5 years ago

Altered stress system reactivity after pediatric injury: Relation with post-traumatic stress symptoms

Injury is the leading cause of death and disability in childhood. Injured children are at high risk for developing alterations in stress response systems and post-traumatic stress symptoms (PTSS) that may compromise long-term physical and psychological health. In a prospective, observational cohort study, we examined individual differences in, and correlates of, stress-reactivity of the hypothalamic-pituitary-adrenal axis (HPA; salivary cortisol) and autonomic nervous system (ANS; salivary alpha amylase, sAA) following pediatric injury. Participants were 8–15 years of age and hospitalized for traumatic brain injury (TBI; n=55; M age=13.9 yrs; 40 males) or extracranial injury (EI; n=29; M age 12.3 yrs, 20 males) following vehicular accidents. Six months post-injury, saliva was collected before and after the Trier Social Stress Test and later assayed for cortisol and sAA. Relative to a healthy non-injured comparison group (n=33; M age=12.5 yrs, 16 males), injured children (ages 8–12 years), but not adolescents (ages 13–15 yrs), had higher cortisol levels; regardless of age, injured participants showed dampened cortisol reactivity to social evaluative threat.
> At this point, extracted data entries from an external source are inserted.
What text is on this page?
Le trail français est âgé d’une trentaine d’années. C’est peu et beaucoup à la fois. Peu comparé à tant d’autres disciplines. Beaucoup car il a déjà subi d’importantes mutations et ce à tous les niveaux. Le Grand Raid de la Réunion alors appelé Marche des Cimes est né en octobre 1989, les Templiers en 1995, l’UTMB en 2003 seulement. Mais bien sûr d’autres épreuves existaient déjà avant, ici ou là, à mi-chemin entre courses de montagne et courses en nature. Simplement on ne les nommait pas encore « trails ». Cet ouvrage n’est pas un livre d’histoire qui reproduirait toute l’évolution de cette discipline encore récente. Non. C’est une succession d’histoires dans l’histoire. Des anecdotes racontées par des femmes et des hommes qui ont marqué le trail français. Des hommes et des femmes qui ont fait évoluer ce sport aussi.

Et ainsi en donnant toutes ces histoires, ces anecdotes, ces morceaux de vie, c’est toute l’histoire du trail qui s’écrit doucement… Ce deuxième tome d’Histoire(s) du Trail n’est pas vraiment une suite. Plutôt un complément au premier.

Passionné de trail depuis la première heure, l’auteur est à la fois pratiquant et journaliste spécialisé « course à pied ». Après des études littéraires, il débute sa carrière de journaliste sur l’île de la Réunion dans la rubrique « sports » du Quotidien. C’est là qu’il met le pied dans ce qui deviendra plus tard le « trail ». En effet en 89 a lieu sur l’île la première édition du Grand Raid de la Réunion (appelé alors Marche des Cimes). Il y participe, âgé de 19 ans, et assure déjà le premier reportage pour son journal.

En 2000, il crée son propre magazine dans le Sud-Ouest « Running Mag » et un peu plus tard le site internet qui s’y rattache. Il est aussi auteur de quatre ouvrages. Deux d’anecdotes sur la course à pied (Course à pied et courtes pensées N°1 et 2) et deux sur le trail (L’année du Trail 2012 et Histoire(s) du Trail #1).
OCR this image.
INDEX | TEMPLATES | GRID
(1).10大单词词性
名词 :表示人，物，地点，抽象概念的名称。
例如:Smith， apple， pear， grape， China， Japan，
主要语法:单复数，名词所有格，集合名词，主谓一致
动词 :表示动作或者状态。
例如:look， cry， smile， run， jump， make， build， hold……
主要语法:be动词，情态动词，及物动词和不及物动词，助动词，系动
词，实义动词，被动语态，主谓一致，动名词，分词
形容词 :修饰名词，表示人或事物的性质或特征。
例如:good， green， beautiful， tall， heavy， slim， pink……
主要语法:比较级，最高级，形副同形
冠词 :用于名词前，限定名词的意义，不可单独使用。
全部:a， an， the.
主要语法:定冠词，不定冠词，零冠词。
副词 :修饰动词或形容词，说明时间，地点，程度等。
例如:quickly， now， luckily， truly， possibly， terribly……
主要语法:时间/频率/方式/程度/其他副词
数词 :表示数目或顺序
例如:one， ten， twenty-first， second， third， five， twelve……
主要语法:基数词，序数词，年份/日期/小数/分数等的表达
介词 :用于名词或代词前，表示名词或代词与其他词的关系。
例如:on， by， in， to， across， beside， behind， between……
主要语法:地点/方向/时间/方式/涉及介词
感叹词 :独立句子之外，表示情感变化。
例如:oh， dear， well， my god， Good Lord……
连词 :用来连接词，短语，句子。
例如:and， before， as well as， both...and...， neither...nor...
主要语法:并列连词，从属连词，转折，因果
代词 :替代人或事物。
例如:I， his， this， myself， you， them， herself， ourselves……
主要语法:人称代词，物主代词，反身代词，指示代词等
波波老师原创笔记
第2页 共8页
Compared to participants with EI, children with TBI had elevated cortisol and adolescents had elevated sAA. With respect to PTSS, individual differences in sAA were negatively correlated with avoidance in the TBI group and positively correlated with emotional numbing within the EI group. Importantly, psychological and neurobiological sequelae were weakly related to injury severity. Given the high prevalence of pediatric injury, these sequelae affect many children and represent a significant public health concern. Consequently, surveillance of post-traumatic sequelae should include the full spectrum of injury severity. Monitoring the activity, reactivity, and regulation of biological systems sensitive to environmental insults may advance our understanding of individual differences in sequelae and adaptation following traumatic pediatric injury.